*Atenção, este texto contém spoilers do filme "Straw — Até a Última Gota"
Janiyah Wiltkinson, protagonista de "Straw — Até a Última Gota", filme lançado pela Netflix no início de junho, desperta como quem emerge de uma tormenta, de um torpor, de um estado de sobrevivência adormecida.
A menina ao seu lado fala, ri, dança. Mas está morta. Morreu na noite anterior. E ninguém sabe — ou pior, ninguém percebe. A filha morta, que aparece viva, é mais que alucinação — é consolo, invenção, artifício de uma mente esgotada que se recusa a admitir o fim. Ela representa o que resta de propósito, de sentido, de amor. Porque o luto de mulheres como Janiyah é socialmente negado. Não há licença. Não há amparo. Não há tempo.
O colapso só é suportável quando fantasiado com ternura. Essa menina-imagem é projeção, é defesa, é último laço. Não é loucura — é lucidez desesperada, criativa, compassiva. É o seu interior gritando por permanência.

Essa mãe não está apenas em um filme. Ela está ao seu lado na fila do SUS, na escola pública, no ônibus das seis. Está sitiada por contas, dominada pela urgência. Mas como a sociedade trata sua dor? Como falha o Estado? Como o coletivo responde?
Não há nada, não há providência. Ignoram. Isentam-se.
O luto, para mulheres negras e pobres, não é apenas ausência. É roubo. Roubo do direito de sofrer, do direito de parar, do direito de ser cuidada quando a vida se desintegra.
A necropolítica do cotidiano exige que ela seja forte, produtiva, resiliente. Que “dê conta”.
A alucinação da filha viva não é loucura — é resistência simbólica. É a criação, pelo inconsciente, de uma realidade onde ela ainda é vista, tocada, respeitada. Onde há alguma doçura. Algum apoio. Algum gesto de humanidade. A fantasia de que alguém, em algum lugar, vai acolher.
Mas ninguém acolhe.
O que vemos em "Straw" é a radiografia das violências estruturais:
- A solidão imposta pela maternidade não dividida;
- O racismo institucional que nunca legitima sua dor;
- A pobreza que transforma o tempo de luto em luxo burguês;
- A culpa internalizada por não ter sido capaz de proteger, sustentar, prever, evitar — sozinha.
O luto, aqui, não é apenas perda: é nulidade de sentido. Orfandade! É a pergunta que ecoa: “Pra que continuar se aquilo que dava sentido já se foi?” E quando não há resposta, o sistema recolhe, silencia, criminaliza.
É preciso reconhecer:
O luto é um direito.
O luto precisa de política pública.
O luto materno de mulheres negras e pobres não pode mais ser tratado como obstáculo à produtividade.
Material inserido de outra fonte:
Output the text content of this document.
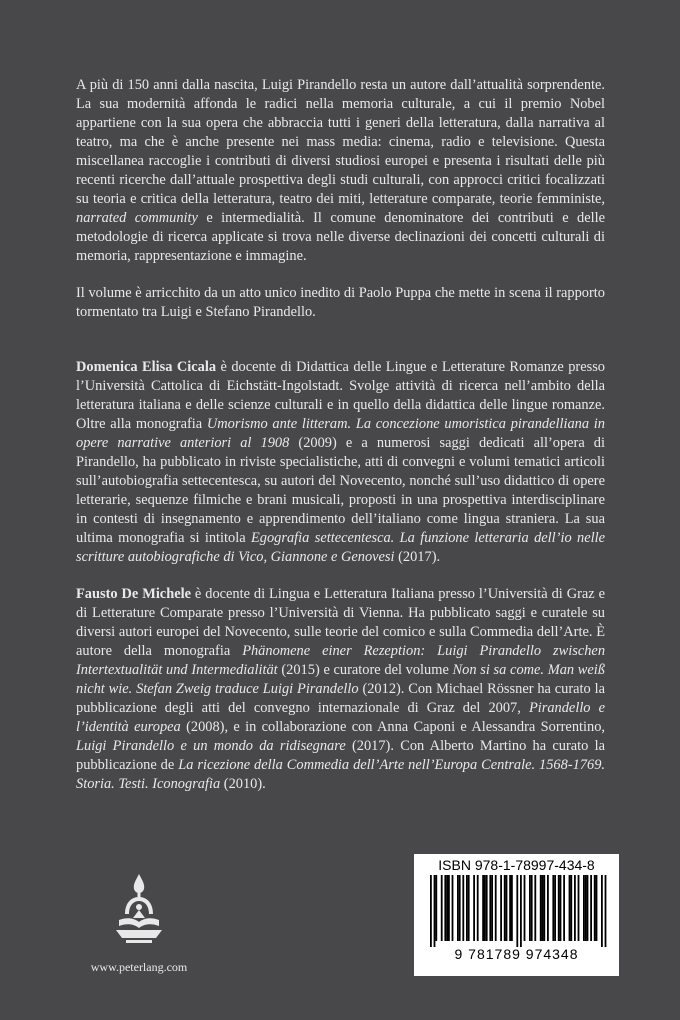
A più di 150 anni dalla nascita, Luigi Pirandello resta un autore dall’attualità sorprendente. La sua modernità affonda le radici nella memoria culturale, a cui il premio Nobel appartiene con la sua opera che abbraccia tutti i generi della letteratura, dalla narrativa al teatro, ma che è anche presente nei mass media: cinema, radio e televisione. Questa miscellanea raccoglie i contributi di diversi studiosi europei e presenta i risultati delle più recenti ricerche dall’attuale prospettiva degli studi culturali, con approcci critici focalizzati su teoria e critica della letteratura, teatro dei miti, letterature comparate, teorie femministe, narrated community e intermedialità. Il comune denominatore dei contributi e delle metodologie di ricerca applicate si trova nelle diverse declinazioni dei concetti culturali di memoria, rappresentazione e immagine.

Il volume è arricchito da un atto unico inedito di Paolo Puppa che mette in scena il rapporto tormentato tra Luigi e Stefano Pirandello.

Domenica Elisa Cicala è docente di Didattica delle Lingue e Letterature Romanze presso l’Università Cattolica di Eichstätt-Ingolstadt. Svolge attività di ricerca nell’ambito della letteratura italiana e delle scienze culturali e in quello della didattica delle lingue romanze. Oltre alla monografia Umorismo ante litteram. La concezione umoristica pirandelliana in opere narrative anteriori al 1908 (2009) e a numerosi saggi dedicati all’opera di Pirandello, ha pubblicato in riviste specialistiche, atti di convegni e volumi tematici articoli sull’autobiografia settecentesca, su autori del Novecento, nonché sull’uso didattico di opere letterarie, sequenze filmiche e brani musicali, proposti in una prospettiva interdisciplinare in contesti di insegnamento e apprendimento dell’italiano come lingua straniera. La sua ultima monografia si intitola Egografia settecentesca. La funzione letteraria dell’io nelle scritture autobiografiche di Vico, Giannone e Genovesi (2017).

Fausto De Michele è docente di Lingua e Letteratura Italiana presso l’Università di Graz e di Letterature Comparate presso l’Università di Vienna. Ha pubblicato saggi e curatele su diversi autori europei del Novecento, sulle teorie del comico e sulla Commedia dell’Arte. È autore della monografia Phänomene einer Rezeption: Luigi Pirandello zwischen Intertextualität und Intermedialität (2015) e curatore del volume Non si sa come. Man weiß nicht wie. Stefan Zweig traduce Luigi Pirandello (2012). Con Michael Rössner ha curato la pubblicazione degli atti del convegno internazionale di Graz del 2007, Pirandello e l’identità europea (2008), e in collaborazione con Anna Caponi e Alessandra Sorrentino, Luigi Pirandello e un mondo da ridisegnare (2017). Con Alberto Martino ha curato la pubblicazione de La ricezione della Commedia dell’Arte nell’Europa Centrale. 1568-1769. Storia. Testi. Iconografia (2010).

www.peterlang.com
ISBN 978-1-78997-434-8
9 781789 974348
Porque é justamente nesse luto não autorizado que se abre a incubadora da desnutrição precarizada do ser.
É nesse não lugar de cuidado que floresce a desesperança, a automutilação psíquica.
Janiyah representa todas as que não puderam parar para chorar. As que tiveram que seguir com o colo vazio.
Se há algo que o filme nos grita, é que não é possível se autossocorrer o tempo todo sem jamais precisar do outro. O senso de comunidade sussurra desesperadamente pela presença. E não há saúde mental possível onde não há partilha, sopro de justiça social, acolhimento e ações de resgate.
Porque seguir viva sem sentido não é resiliência. É sobrevivência nua, triste e exausta.
E que nenhuma mulher seja condenada à solidão por ter entregue seu “ninho” com toda a sua inteireza. E quando a multidão, em alucinação e em clamor terminal, gritar seu nome — Janiyah — possamos ouvir ecoando o nome de todas nós!